If you are unfamiliar with the genre, a dystopian society is the opposite of a utopian society. Dystopia is a dark and horrible place to live, but I find that there is always a group of dystopian people living in a utopia.

Dystopian novels often have themes such as extreme inequalities between rich and poor or between people of different skin colors or genders. Sometimes the population is in a dysfunctional society where people are controlled like in a dictatorship.

At the moment, environmental themes are very popular. There are few dystopian novels that contain electricity, and none of the people in the storylines of the novels I’ve read have enough food and water.

In dystopia, change can happen quickly and there are always those who remember the past. Some cannot survive because they cannot accept the loss of the past. They don’t really see the present or the future. Their hearts are broken and they stop working.

It’s not hard to imagine a dystopian future for the real estate industry. In fact, people do it all the time. And some people argue that we already live in a dystopian world. What would happen if real estate agents were replaced by the Internet or if the Internet disappeared or if the most expensive real estate on the planet became uninhabitable?
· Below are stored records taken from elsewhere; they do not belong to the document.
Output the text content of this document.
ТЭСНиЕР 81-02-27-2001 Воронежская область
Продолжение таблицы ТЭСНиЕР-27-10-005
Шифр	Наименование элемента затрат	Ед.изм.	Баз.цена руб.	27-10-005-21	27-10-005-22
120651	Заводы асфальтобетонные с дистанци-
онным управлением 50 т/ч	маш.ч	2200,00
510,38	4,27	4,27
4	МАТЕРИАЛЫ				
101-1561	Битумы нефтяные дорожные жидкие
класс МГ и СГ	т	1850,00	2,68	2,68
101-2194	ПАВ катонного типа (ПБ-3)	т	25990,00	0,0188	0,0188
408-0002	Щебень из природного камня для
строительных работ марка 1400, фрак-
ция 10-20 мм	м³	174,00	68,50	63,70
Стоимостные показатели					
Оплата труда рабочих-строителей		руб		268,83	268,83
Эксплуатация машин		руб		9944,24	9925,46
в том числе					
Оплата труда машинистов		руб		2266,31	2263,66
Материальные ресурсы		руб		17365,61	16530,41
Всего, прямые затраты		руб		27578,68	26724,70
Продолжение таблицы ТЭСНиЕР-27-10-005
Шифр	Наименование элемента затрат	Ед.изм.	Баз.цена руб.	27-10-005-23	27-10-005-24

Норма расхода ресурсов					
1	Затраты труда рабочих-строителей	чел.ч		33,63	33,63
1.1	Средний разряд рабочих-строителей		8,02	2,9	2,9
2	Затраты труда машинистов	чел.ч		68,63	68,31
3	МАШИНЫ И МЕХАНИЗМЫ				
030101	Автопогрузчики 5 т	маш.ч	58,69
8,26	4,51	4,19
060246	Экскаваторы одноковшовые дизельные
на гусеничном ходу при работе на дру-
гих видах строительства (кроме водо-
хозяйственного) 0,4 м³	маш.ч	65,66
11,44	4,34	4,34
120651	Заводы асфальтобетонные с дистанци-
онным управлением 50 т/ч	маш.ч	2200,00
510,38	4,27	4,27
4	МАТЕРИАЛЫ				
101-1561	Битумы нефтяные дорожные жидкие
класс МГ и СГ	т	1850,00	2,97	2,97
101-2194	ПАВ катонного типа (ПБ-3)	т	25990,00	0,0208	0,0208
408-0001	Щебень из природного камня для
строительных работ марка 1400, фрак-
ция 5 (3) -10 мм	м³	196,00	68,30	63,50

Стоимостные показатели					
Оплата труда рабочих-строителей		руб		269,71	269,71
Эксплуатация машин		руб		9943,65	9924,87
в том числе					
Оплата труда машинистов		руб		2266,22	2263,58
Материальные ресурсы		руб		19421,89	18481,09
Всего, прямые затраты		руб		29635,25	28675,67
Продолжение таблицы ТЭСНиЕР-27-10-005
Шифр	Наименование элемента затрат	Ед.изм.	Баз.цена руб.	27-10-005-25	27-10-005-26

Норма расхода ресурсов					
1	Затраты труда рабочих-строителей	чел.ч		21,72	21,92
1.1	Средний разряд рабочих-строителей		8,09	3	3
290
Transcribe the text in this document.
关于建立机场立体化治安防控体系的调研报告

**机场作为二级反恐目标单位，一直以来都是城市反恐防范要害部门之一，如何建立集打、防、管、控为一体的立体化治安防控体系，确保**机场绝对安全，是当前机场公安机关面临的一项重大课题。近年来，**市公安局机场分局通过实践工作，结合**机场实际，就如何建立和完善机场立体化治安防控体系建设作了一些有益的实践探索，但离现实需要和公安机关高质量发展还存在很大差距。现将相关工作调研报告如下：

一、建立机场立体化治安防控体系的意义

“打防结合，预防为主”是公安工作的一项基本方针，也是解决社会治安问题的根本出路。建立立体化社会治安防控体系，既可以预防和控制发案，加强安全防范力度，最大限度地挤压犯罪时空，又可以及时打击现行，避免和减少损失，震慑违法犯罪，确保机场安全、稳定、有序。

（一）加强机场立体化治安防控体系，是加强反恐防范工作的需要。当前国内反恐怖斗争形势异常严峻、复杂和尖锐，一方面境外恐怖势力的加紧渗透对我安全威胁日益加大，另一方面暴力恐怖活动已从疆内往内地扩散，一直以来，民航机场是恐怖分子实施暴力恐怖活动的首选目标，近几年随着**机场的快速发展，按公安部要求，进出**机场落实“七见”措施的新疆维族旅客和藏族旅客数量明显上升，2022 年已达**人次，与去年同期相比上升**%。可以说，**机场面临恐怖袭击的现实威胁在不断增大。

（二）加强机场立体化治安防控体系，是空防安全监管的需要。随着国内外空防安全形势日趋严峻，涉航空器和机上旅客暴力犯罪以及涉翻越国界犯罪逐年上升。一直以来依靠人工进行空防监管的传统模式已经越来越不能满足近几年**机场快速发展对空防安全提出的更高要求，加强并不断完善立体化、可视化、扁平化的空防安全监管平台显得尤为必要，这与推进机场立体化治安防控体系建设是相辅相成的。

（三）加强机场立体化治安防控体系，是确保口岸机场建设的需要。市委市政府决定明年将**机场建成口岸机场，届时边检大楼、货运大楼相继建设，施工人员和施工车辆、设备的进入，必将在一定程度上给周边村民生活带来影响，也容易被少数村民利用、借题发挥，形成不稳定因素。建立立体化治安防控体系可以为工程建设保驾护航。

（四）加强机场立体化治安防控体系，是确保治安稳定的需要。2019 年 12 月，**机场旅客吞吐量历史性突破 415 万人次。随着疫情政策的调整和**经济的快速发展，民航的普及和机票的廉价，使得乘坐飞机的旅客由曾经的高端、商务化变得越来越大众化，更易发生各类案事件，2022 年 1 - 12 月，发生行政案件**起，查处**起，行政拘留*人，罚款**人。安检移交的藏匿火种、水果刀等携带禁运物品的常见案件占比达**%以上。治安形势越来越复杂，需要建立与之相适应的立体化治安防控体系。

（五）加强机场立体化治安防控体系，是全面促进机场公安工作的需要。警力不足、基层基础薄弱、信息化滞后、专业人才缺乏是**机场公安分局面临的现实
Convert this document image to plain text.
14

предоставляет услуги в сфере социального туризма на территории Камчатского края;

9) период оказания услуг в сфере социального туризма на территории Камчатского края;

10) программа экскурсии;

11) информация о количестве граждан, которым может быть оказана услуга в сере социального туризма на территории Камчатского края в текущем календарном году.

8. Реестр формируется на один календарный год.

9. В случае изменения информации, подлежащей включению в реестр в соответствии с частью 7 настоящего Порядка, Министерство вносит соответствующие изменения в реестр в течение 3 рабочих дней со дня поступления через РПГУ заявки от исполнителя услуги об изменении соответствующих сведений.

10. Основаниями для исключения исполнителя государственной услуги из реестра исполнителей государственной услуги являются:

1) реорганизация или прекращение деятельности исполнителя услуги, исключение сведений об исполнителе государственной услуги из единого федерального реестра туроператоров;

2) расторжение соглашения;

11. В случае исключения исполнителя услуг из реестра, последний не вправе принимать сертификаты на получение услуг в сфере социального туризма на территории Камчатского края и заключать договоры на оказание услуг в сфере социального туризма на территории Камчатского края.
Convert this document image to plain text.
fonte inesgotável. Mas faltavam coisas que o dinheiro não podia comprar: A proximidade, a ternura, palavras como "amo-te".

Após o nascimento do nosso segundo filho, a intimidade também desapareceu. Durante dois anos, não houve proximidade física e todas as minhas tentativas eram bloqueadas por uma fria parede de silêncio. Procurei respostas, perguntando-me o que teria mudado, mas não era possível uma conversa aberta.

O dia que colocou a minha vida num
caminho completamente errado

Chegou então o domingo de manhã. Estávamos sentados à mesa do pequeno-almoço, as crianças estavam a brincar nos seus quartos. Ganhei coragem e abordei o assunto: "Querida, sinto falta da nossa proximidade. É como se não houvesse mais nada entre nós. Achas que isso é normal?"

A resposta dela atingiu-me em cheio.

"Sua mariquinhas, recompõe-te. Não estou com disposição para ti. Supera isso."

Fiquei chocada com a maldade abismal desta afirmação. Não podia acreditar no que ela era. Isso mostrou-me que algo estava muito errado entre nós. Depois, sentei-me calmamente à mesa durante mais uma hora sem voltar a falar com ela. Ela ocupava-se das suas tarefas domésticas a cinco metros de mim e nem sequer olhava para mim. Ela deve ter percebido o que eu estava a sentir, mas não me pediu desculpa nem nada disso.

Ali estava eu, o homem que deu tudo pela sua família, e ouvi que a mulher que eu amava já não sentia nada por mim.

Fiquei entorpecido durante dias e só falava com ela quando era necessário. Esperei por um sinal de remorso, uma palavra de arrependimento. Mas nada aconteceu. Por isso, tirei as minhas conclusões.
Let’s say the year is 2023:

As we walk down the street, we see no signs for sale in front of the houses. There are no giant billboards with pictures of men with outstretched arms. There are a few bus benches here and there, but they all have advertisements for food or insurance.

The National Association of Realtors (NAR) building in downtown Chicago is being converted into luxury housing. NAR sold the building in 2021 as it could no longer pay taxes due to extremely low membership. Most local and state associations have been dissolved.

States are doing a bit of creative reshuffling of funds because they no longer have the revenue of the millions real estate professionals pay them every year in licensing fees.

Politicians who relied on a lot of money from the real estate lobby must try to get even more money from big pharma, insurance companies and the medical-industrial complex.

Even real estate companies that became technology companies went out of business because without real estate agents, there was no one to use technology.

A business survived. It bought out all the competition and became the only place online where people could buy and sell real estate. The Internet has replaced most real estate agents. Those who remained had roles more akin to those of a social worker or teacher.

On the other end of this scenario planning sci-fi spectrum is another dystopian theme that I love, and that is the end of the internet and how it would quickly change everything in the real estate industry.

Maybe a virus could come along and make the internet unusable for business or marketing.

We would be thrown back into the dark ages of real estate where information about homes for sale could only be obtained through newspaper advertisements and sale signs.

People were calling us on the phone and asking if we knew of any houses for sale in the area. No one would visit my blog, and there would be no Internet leads.

Real estate news would arrive in homes and offices by postal mail. For me, that would mean I would get it once in a while, and a neighbor who lives a block away with the same street number would get it the rest of the time.

There would be winners and losers in any scenario where the internet becomes useless for the real estate industry – which is why I still have a printer and some paper somewhere.

For an environmental dystopian theme, we could imagine major coastal cities becoming uninhabitable while a brave group of real estate agents work hard to sell real estate at new rock bottom prices to Midwesterners who eventually find themselves under the hood. ‘water.

Regardless of what happens or doesn’t happen, there is a glut of real estate agents, real estate companies, real estate agent associations, proptech companies, and products for marketing real estate. Some will survive, some will not.

The speed of this change is accelerating. Our future probably doesn’t look like any dystopian theme, but there are certainly people in our industry who are stuck in the past, and others who see possible futures that seem dark and unlikely.

For those considering writing a dystopian novel about the real estate industry, there are plenty of materials related to real estate and the real estate industry that can be used to form chilling narratives. The market for works of fiction seems rosy.

Teresa Boardman is a Realtor and Broker/Owner of Boardman Realty in St. Paul. She is also the founder of StPaulRealEstateBlog.com.